Roześmiała się i pokręciła głową.
– Poruczniku, nie uwierzy pan, ile razy słyszeliśmy właśnie to pytanie!
– Nie uwierzy pani, pani Marukawa, jak bardzo nie chciałbym obudzić się i stwierdzić, że jestem tą wersją mnie, która nie została przeniesiona.
– Wierzy pan w istnienie duszy, poruczniku?
– Hmm… nie jestem pewien. Nie wydaje mi się…
– Skupmy się więc na pańskiej świadomości, poczuciu samego siebie. Ma pan coś takiego, prawda?
Jej dziarska asertywność zaczynała go drażnić.
– Oczywiście.
– Pański mózg to sieć stu miliardów neuronów, połączonych ze sobą w złożone struktury aż do jedenastu wymiarów topologicznych, prawda?
– No… tak….
– Interakcje tych neuronów rodzą pamięć, decyzje, to, co nazywamy świadomością.
Skinął głową.
– Dobrze. Jeśli wzięlibyśmy tylko jeden z tych neuronów i zastąpilibyśmy mikroskopijnym nanokomputerem, zachowując wszystkie połączenia synaptyczne, zauważyłby pan różnicę?
– Pewnie nie.
– Czy nadal byłby pan sobą?
– Tak…
Rozumiał już, do czego zmierza kobieta. Słyszał już ten argument, ale nie był pewien, czy go kupuje.
– A jeśli zastąpimy dziesięć pańskich neuronów… dziesięć ze stu miliardów, nadal będzie pan sobą?

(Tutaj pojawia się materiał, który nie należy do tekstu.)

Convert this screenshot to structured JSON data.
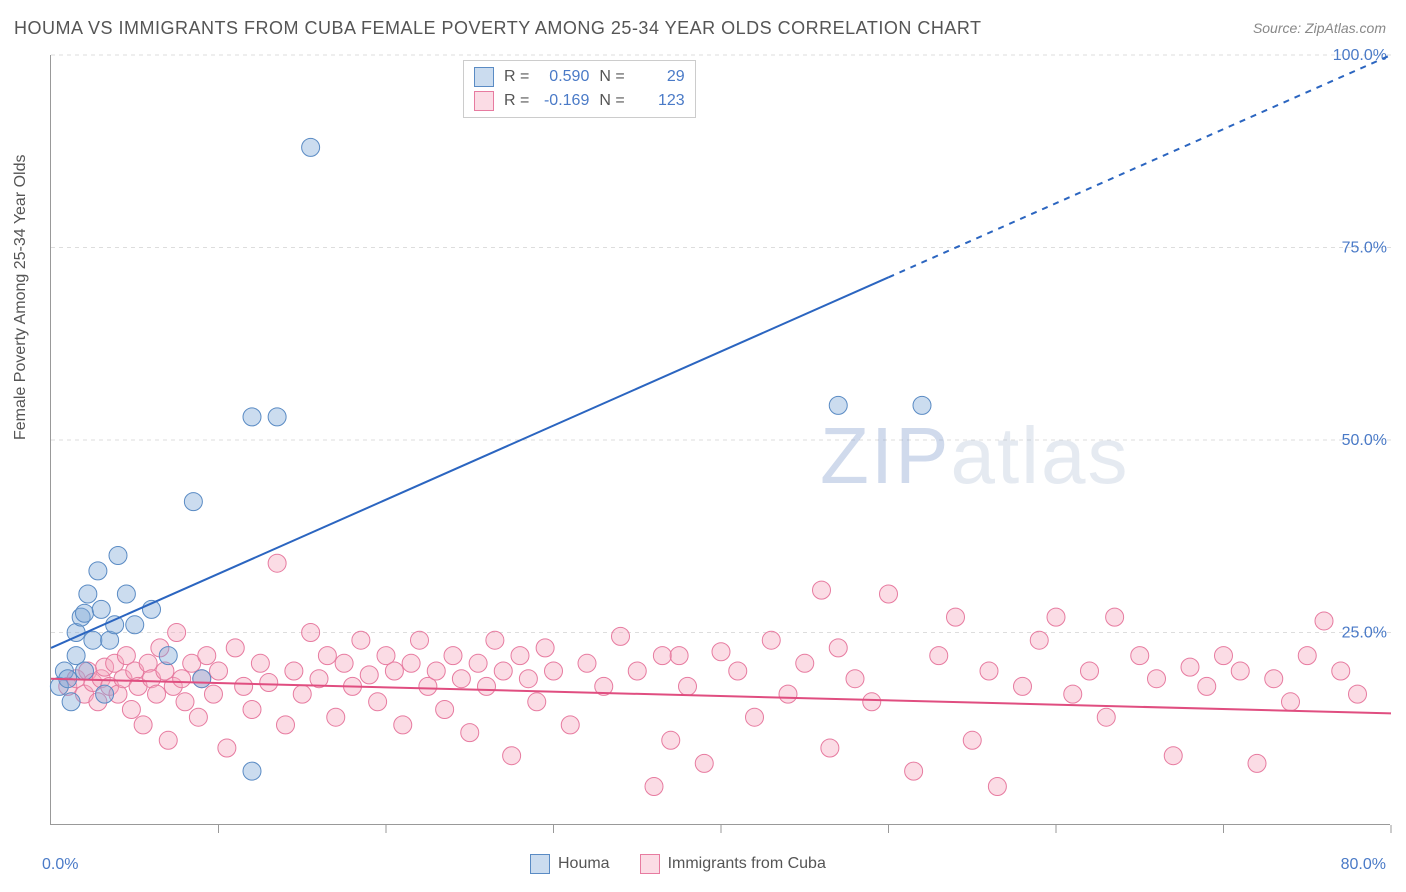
{
  "title": "HOUMA VS IMMIGRANTS FROM CUBA FEMALE POVERTY AMONG 25-34 YEAR OLDS CORRELATION CHART",
  "source": "Source: ZipAtlas.com",
  "y_axis_label": "Female Poverty Among 25-34 Year Olds",
  "watermark": "ZIPatlas",
  "chart": {
    "type": "scatter",
    "background_color": "#ffffff",
    "grid_color": "#dddddd",
    "axis_color": "#999999",
    "xlim": [
      0,
      80
    ],
    "ylim": [
      0,
      100
    ],
    "x_ticks": [
      0,
      10,
      20,
      30,
      40,
      50,
      60,
      70,
      80
    ],
    "y_ticks": [
      25,
      50,
      75,
      100
    ],
    "y_tick_labels": [
      "25.0%",
      "50.0%",
      "75.0%",
      "100.0%"
    ],
    "x_min_label": "0.0%",
    "x_max_label": "80.0%",
    "label_fontsize": 16,
    "tick_color": "#4a7ac7",
    "point_radius": 9,
    "point_opacity": 0.45,
    "series": [
      {
        "name": "Houma",
        "color": "#7ca7d8",
        "fill": "rgba(124,167,216,0.4)",
        "stroke": "#5a8bc4",
        "R": "0.590",
        "N": "29",
        "trend": {
          "x1": 0,
          "y1": 23,
          "x2": 80,
          "y2": 100,
          "solid_until_x": 50,
          "color": "#2b65c0",
          "width": 2
        },
        "points": [
          [
            0.5,
            18
          ],
          [
            0.8,
            20
          ],
          [
            1,
            19
          ],
          [
            1.2,
            16
          ],
          [
            1.5,
            22
          ],
          [
            1.5,
            25
          ],
          [
            1.8,
            27
          ],
          [
            2,
            27.5
          ],
          [
            2,
            20
          ],
          [
            2.2,
            30
          ],
          [
            2.5,
            24
          ],
          [
            2.8,
            33
          ],
          [
            3,
            28
          ],
          [
            3.2,
            17
          ],
          [
            3.5,
            24
          ],
          [
            3.8,
            26
          ],
          [
            4,
            35
          ],
          [
            4.5,
            30
          ],
          [
            5,
            26
          ],
          [
            6,
            28
          ],
          [
            7,
            22
          ],
          [
            8.5,
            42
          ],
          [
            9,
            19
          ],
          [
            12,
            53
          ],
          [
            13.5,
            53
          ],
          [
            12,
            7
          ],
          [
            15.5,
            88
          ],
          [
            47,
            54.5
          ],
          [
            52,
            54.5
          ]
        ]
      },
      {
        "name": "Immigrants from Cuba",
        "color": "#f5a8bd",
        "fill": "rgba(245,168,189,0.4)",
        "stroke": "#e77ba0",
        "R": "-0.169",
        "N": "123",
        "trend": {
          "x1": 0,
          "y1": 19,
          "x2": 80,
          "y2": 14.5,
          "solid_until_x": 80,
          "color": "#e04e80",
          "width": 2
        },
        "points": [
          [
            1,
            18
          ],
          [
            1.5,
            19
          ],
          [
            2,
            17
          ],
          [
            2.2,
            20
          ],
          [
            2.5,
            18.5
          ],
          [
            2.8,
            16
          ],
          [
            3,
            19
          ],
          [
            3.2,
            20.5
          ],
          [
            3.5,
            18
          ],
          [
            3.8,
            21
          ],
          [
            4,
            17
          ],
          [
            4.3,
            19
          ],
          [
            4.5,
            22
          ],
          [
            4.8,
            15
          ],
          [
            5,
            20
          ],
          [
            5.2,
            18
          ],
          [
            5.5,
            13
          ],
          [
            5.8,
            21
          ],
          [
            6,
            19
          ],
          [
            6.3,
            17
          ],
          [
            6.5,
            23
          ],
          [
            6.8,
            20
          ],
          [
            7,
            11
          ],
          [
            7.3,
            18
          ],
          [
            7.5,
            25
          ],
          [
            7.8,
            19
          ],
          [
            8,
            16
          ],
          [
            8.4,
            21
          ],
          [
            8.8,
            14
          ],
          [
            9,
            19
          ],
          [
            9.3,
            22
          ],
          [
            9.7,
            17
          ],
          [
            10,
            20
          ],
          [
            10.5,
            10
          ],
          [
            11,
            23
          ],
          [
            11.5,
            18
          ],
          [
            12,
            15
          ],
          [
            12.5,
            21
          ],
          [
            13,
            18.5
          ],
          [
            13.5,
            34
          ],
          [
            14,
            13
          ],
          [
            14.5,
            20
          ],
          [
            15,
            17
          ],
          [
            15.5,
            25
          ],
          [
            16,
            19
          ],
          [
            16.5,
            22
          ],
          [
            17,
            14
          ],
          [
            17.5,
            21
          ],
          [
            18,
            18
          ],
          [
            18.5,
            24
          ],
          [
            19,
            19.5
          ],
          [
            19.5,
            16
          ],
          [
            20,
            22
          ],
          [
            20.5,
            20
          ],
          [
            21,
            13
          ],
          [
            21.5,
            21
          ],
          [
            22,
            24
          ],
          [
            22.5,
            18
          ],
          [
            23,
            20
          ],
          [
            23.5,
            15
          ],
          [
            24,
            22
          ],
          [
            24.5,
            19
          ],
          [
            25,
            12
          ],
          [
            25.5,
            21
          ],
          [
            26,
            18
          ],
          [
            26.5,
            24
          ],
          [
            27,
            20
          ],
          [
            27.5,
            9
          ],
          [
            28,
            22
          ],
          [
            28.5,
            19
          ],
          [
            29,
            16
          ],
          [
            29.5,
            23
          ],
          [
            30,
            20
          ],
          [
            31,
            13
          ],
          [
            32,
            21
          ],
          [
            33,
            18
          ],
          [
            34,
            24.5
          ],
          [
            35,
            20
          ],
          [
            36,
            5
          ],
          [
            36.5,
            22
          ],
          [
            37,
            11
          ],
          [
            37.5,
            22
          ],
          [
            38,
            18
          ],
          [
            39,
            8
          ],
          [
            40,
            22.5
          ],
          [
            41,
            20
          ],
          [
            42,
            14
          ],
          [
            43,
            24
          ],
          [
            44,
            17
          ],
          [
            45,
            21
          ],
          [
            46,
            30.5
          ],
          [
            46.5,
            10
          ],
          [
            47,
            23
          ],
          [
            48,
            19
          ],
          [
            49,
            16
          ],
          [
            50,
            30
          ],
          [
            51.5,
            7
          ],
          [
            53,
            22
          ],
          [
            54,
            27
          ],
          [
            55,
            11
          ],
          [
            56,
            20
          ],
          [
            56.5,
            5
          ],
          [
            58,
            18
          ],
          [
            59,
            24
          ],
          [
            60,
            27
          ],
          [
            61,
            17
          ],
          [
            62,
            20
          ],
          [
            63,
            14
          ],
          [
            63.5,
            27
          ],
          [
            65,
            22
          ],
          [
            66,
            19
          ],
          [
            67,
            9
          ],
          [
            68,
            20.5
          ],
          [
            69,
            18
          ],
          [
            70,
            22
          ],
          [
            71,
            20
          ],
          [
            72,
            8
          ],
          [
            73,
            19
          ],
          [
            74,
            16
          ],
          [
            75,
            22
          ],
          [
            76,
            26.5
          ],
          [
            77,
            20
          ],
          [
            78,
            17
          ]
        ]
      }
    ]
  },
  "stats_box": {
    "R_label": "R =",
    "N_label": "N ="
  },
  "bottom_legend": {
    "items": [
      "Houma",
      "Immigrants from Cuba"
    ]
  }
}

– Wiem, o co pani chodzi, pani Marukawa. Jeśli magicznie zastąpilibyście moje neurony jeden po drugim, mój mózg stałby się w końcu w pełni maszyną zamiast organiczną galaretą, a mój umysł mógłby zostać przeniesiony do robota albo do pamięci superkomputera. Jeśli wszystkie połączenia pozostaną takie same, nie zauważę różnicy.